STEVE INSKEEP, Host:
From Minnesota Public Radio, Michael Caputo reports.
MICHAEL CAPUTO: He credits carpooling, public transportation and adjusted work hours. But Kramascz says a much tougher test is coming next month.
TODD KRAMASCZ: We have to deal with all the school, the college students coming back to school in September. Vacation season is over with. We're going to need to deal with all of that volume as well, and plans are in the works now to shore up some of what we've got available.
CAPUTO: Cromwell Avenue in St. Paul runs along Highway 280. It's a typical street with mature trees draping small lots dotted with cozy older homes. But suddenly Craig Klein's backyard has only a wooden sound barrier between his property and a major traffic artery.
CRAIG KLEIN: It is a lot noisier today than it was last week. You know, since this catastrophe happened, there's no doubt you're going to notice it.
CAPUTO: Trucking firms around the state see a continuing financial headache from the bridge collapse. John Hausladen, president of the Minnesota Truckers Association, says nearly 5,000 trucks each day use the route that included the 35-W bridge. Studies by the association conclude that losing the stand would mean more than a $120,000 a day in added operational costs as trucks are diverted to other routes.

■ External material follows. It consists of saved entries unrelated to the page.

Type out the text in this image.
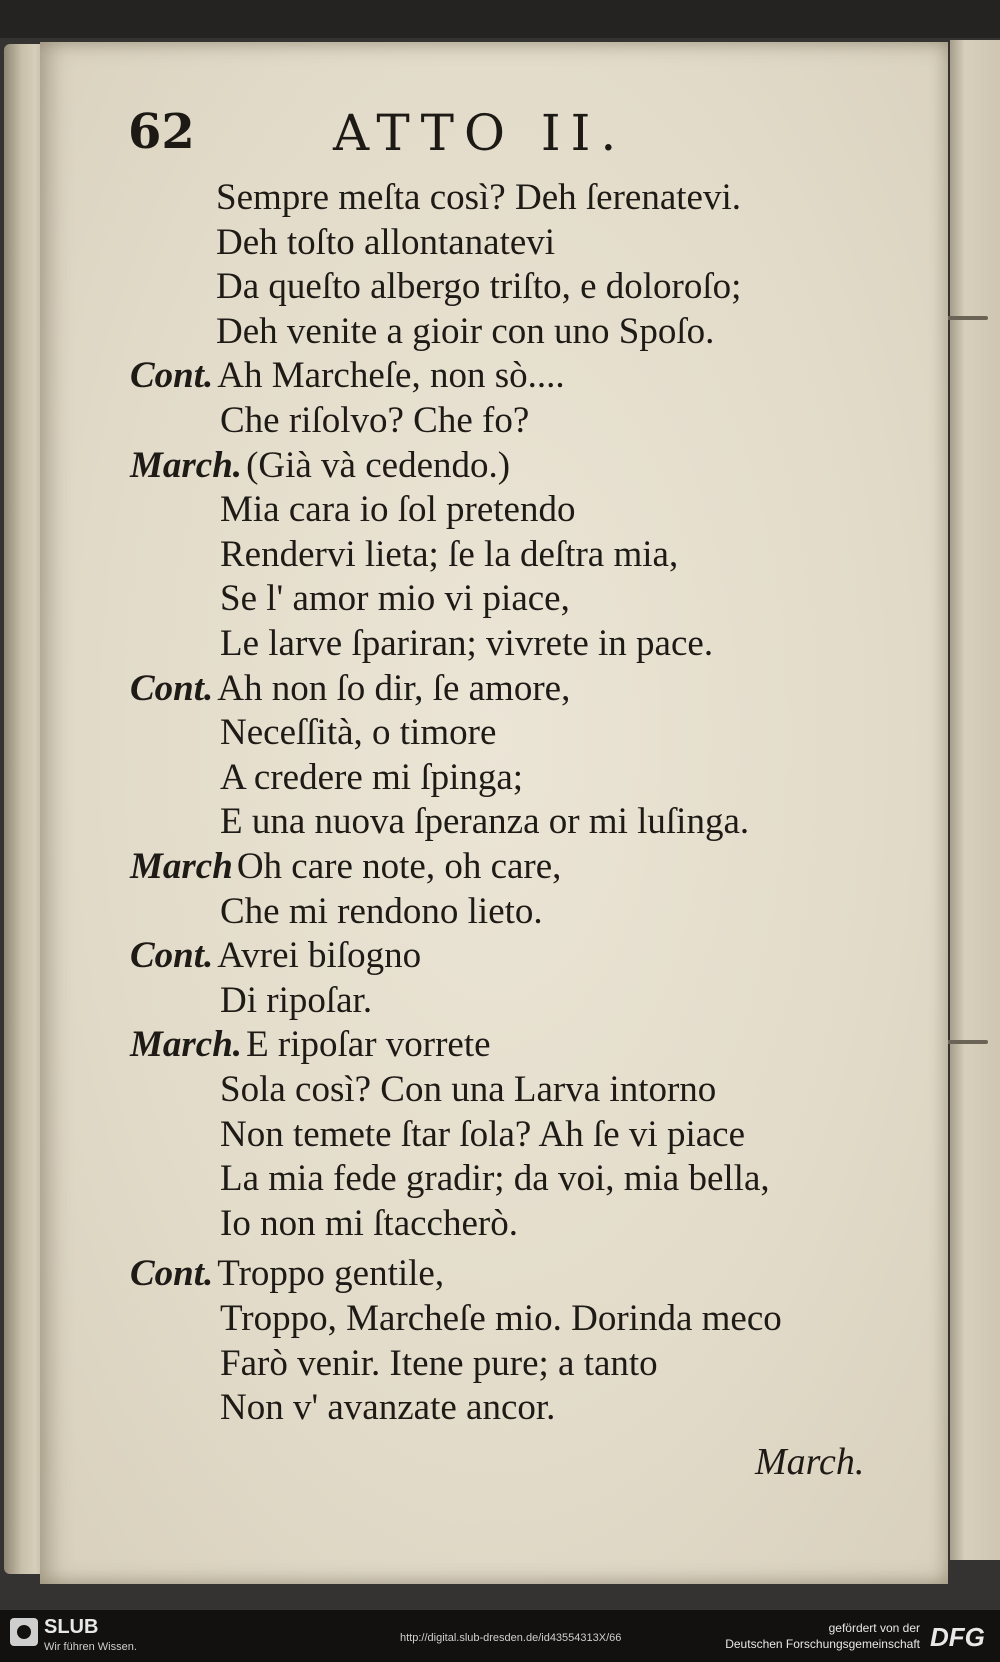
62	ATTO II.
Sempre meſta così? Deh ſerenatevi.
Deh toſto allontanatevi
Da queſto albergo triſto, e doloroſo;
Deh venite a gioir con uno Spoſo.
Cont. Ah Marcheſe, non sò....
Che riſolvo? Che fo?
March. (Già và cedendo.)
Mia cara io ſol pretendo
Rendervi lieta; ſe la deſtra mia,
Se l' amor mio vi piace,
Le larve ſpariran; vivrete in pace.
Cont. Ah non ſo dir, ſe amore,
Neceſſità, o timore
A credere mi ſpinga;
E una nuova ſperanza or mi luſinga.
March Oh care note, oh care,
Che mi rendono lieto.
Cont. Avrei biſogno
Di ripoſar.
March. E ripoſar vorrete
Sola così? Con una Larva intorno
Non temete ſtar ſola? Ah ſe vi piace
La mia fede gradir; da voi, mia bella,
Io non mi ſtaccherò.
Cont. Troppo gentile,
Troppo, Marcheſe mio. Dorinda meco
Farò venir. Itene pure; a tanto
Non v' avanzate ancor.
March.
SLUB
Wir führen Wissen.
http://digital.slub-dresden.de/id43554313X/66
gefördert von der
Deutschen Forschungsgemeinschaft DFG
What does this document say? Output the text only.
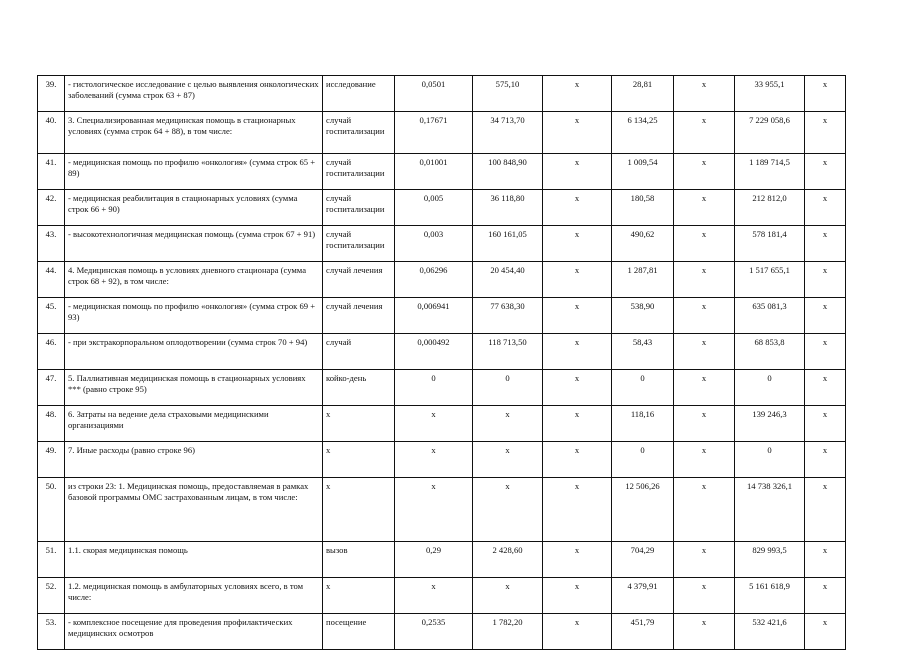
39.	- гистологическое исследование с целью выявления онкологических заболеваний (сумма строк 63 + 87)	исследование	0,0501	575,10	х	28,81	х	33 955,1	х
40.	3. Специализированная медицинская помощь в стационарных условиях (сумма строк 64 + 88), в том числе:	случай госпитализации	0,17671	34 713,70	х	6 134,25	х	7 229 058,6	х
41.	- медицинская помощь по профилю «онкология» (сумма строк 65 + 89)	случай госпитализации	0,01001	100 848,90	х	1 009,54	х	1 189 714,5	х
42.	- медицинская реабилитация в стационарных условиях (сумма строк 66 + 90)	случай госпитализации	0,005	36 118,80	х	180,58	х	212 812,0	х
43.	- высокотехнологичная медицинская помощь (сумма строк 67 + 91)	случай госпитализации	0,003	160 161,05	х	490,62	х	578 181,4	х
44.	4. Медицинская помощь в условиях дневного стационара (сумма строк 68 + 92), в том числе:	случай лечения	0,06296	20 454,40	х	1 287,81	х	1 517 655,1	х
45.	- медицинская помощь по профилю «онкология» (сумма строк 69 + 93)	случай лечения	0,006941	77 638,30	х	538,90	х	635 081,3	х
46.	- при экстракорпоральном оплодотворении (сумма строк 70 + 94)	случай	0,000492	118 713,50	х	58,43	х	68 853,8	х
47.	5. Паллиативная медицинская помощь в стационарных условиях *** (равно строке 95)	койко-день	0	0	х	0	х	0	х
48.	6. Затраты на ведение дела страховыми медицинскими организациями	х	х	х	х	118,16	х	139 246,3	х
49.	7. Иные расходы (равно строке 96)	х	х	х	х	0	х	0	х
50.	из строки 23: 1. Медицинская помощь, предоставляемая в рамках базовой программы ОМС застрахованным лицам, в том числе:	х	х	х	х	12 506,26	х	14 738 326,1	х
51.	1.1. скорая медицинская помощь	вызов	0,29	2 428,60	х	704,29	х	829 993,5	х
52.	1.2. медицинская помощь в амбулаторных условиях всего, в том числе:	х	х	х	х	4 379,91	х	5 161 618,9	х
53.	- комплексное посещение для проведения профилактических медицинских осмотров	посещение	0,2535	1 782,20	х	451,79	х	532 421,6	х
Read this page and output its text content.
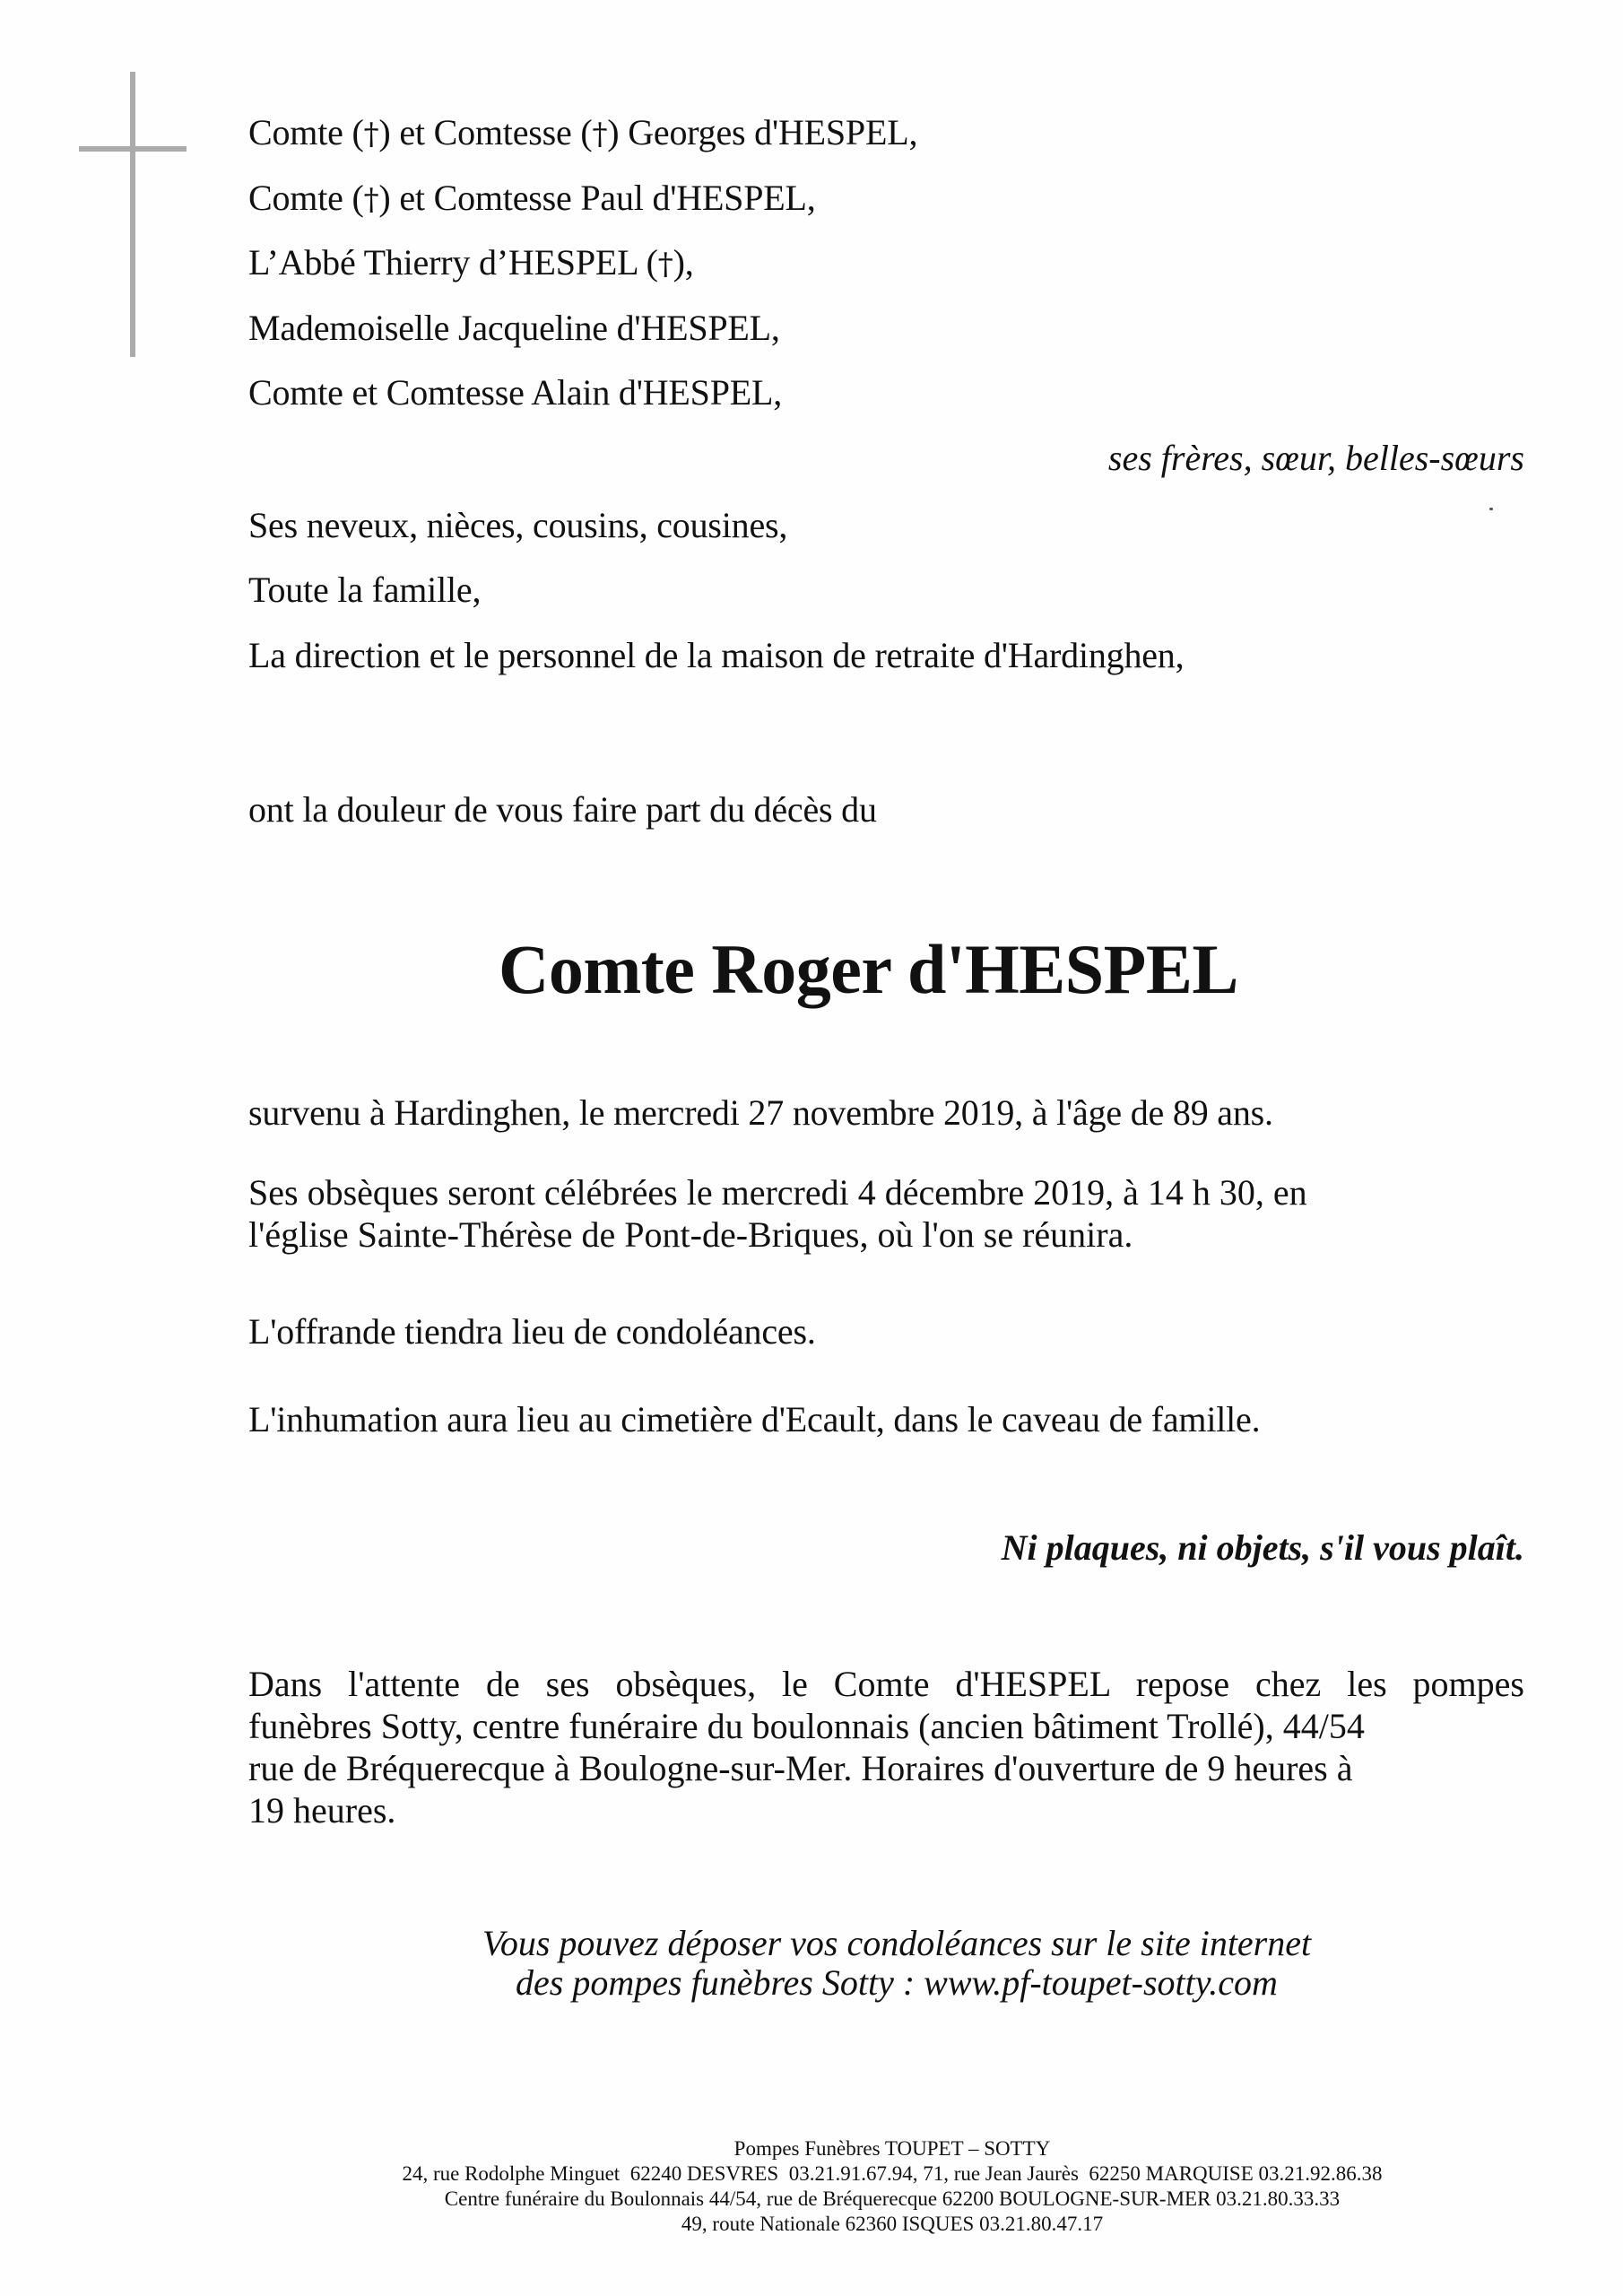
Comte (†) et Comtesse (†) Georges d'HESPEL,
Comte (†) et Comtesse Paul d'HESPEL,
L’Abbé Thierry d’HESPEL (†),
Mademoiselle Jacqueline d'HESPEL,
Comte et Comtesse Alain d'HESPEL,
ses frères, sœur, belles-sœurs
Ses neveux, nièces, cousins, cousines,
Toute la famille,
La direction et le personnel de la maison de retraite d'Hardinghen,
ont la douleur de vous faire part du décès du
Comte Roger d'HESPEL
survenu à Hardinghen, le mercredi 27 novembre 2019, à l'âge de 89 ans.
Ses obsèques seront célébrées le mercredi 4 décembre 2019, à 14 h 30, en
l'église Sainte-Thérèse de Pont-de-Briques, où l'on se réunira.
L'offrande tiendra lieu de condoléances.
L'inhumation aura lieu au cimetière d'Ecault, dans le caveau de famille.
Ni plaques, ni objets, s'il vous plaît.
Dans l'attente de ses obsèques, le Comte d'HESPEL repose chez les pompes
funèbres Sotty, centre funéraire du boulonnais (ancien bâtiment Trollé), 44/54
rue de Bréquerecque à Boulogne-sur-Mer. Horaires d'ouverture de 9 heures à
19 heures.
Vous pouvez déposer vos condoléances sur le site internet
des pompes funèbres Sotty : www.pf-toupet-sotty.com
Pompes Funèbres TOUPET – SOTTY
24, rue Rodolphe Minguet  62240 DESVRES  03.21.91.67.94, 71, rue Jean Jaurès  62250 MARQUISE 03.21.92.86.38
Centre funéraire du Boulonnais 44/54, rue de Bréquerecque 62200 BOULOGNE-SUR-MER 03.21.80.33.33
49, route Nationale 62360 ISQUES 03.21.80.47.17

JOHN HAUSLADEN: We've had a major artery cut and we re going to have to redirect. The bad news is that it's critical. The good news is that we have other options. But they're going to go down those other roads and it's going to cause delays, it's going to cause congestion, and we're just going to be extra vigilant.
CAPUTO: Hauling freight by barge down the Mississippi is another problem, although it won't have devastating effects. Steve Lenhart, area lockmaster for the U.S. Army Corps of Engineers, says nothing can move from north of here until the debris from the collapse is removed.
STEVE LENHART: They're out of business here. I mean the (unintelligible) it's about eight or nine miles of the channel, they're out of business. So they re going to have to do something else to ship their commodities.
CAPUTO: More generally speaking, economists aren't worried about a major direct economic impact from the loss of the bridge. Instead, Minnesota state economist Tom Stinson worries more about what he calls the hidden costs of the collapse.
TOM STINSON: There are going to be additional commuting time for commuters. That's not going to reduce their consumption. It is going to reduce the time that they have available to do other tasks and other leisure activities.
CAPUTO: With the hopes of keeping things business as usual in his city, Minneapolis Mayor R.T. Rybak continues to make a plea to residents to lighten the load on roads by sharing rides and taking the bus.
RYBAK: If people come to you and say that they want to do something in this horrible human tragedy, you need to communicate to them that one of the things they can do that is tangible and really matters is the simple act of turning to a co-worker or a friend who lives near you and say I want to drive with you.
CAPUTO: For NPR News, I'm Michael Caputo.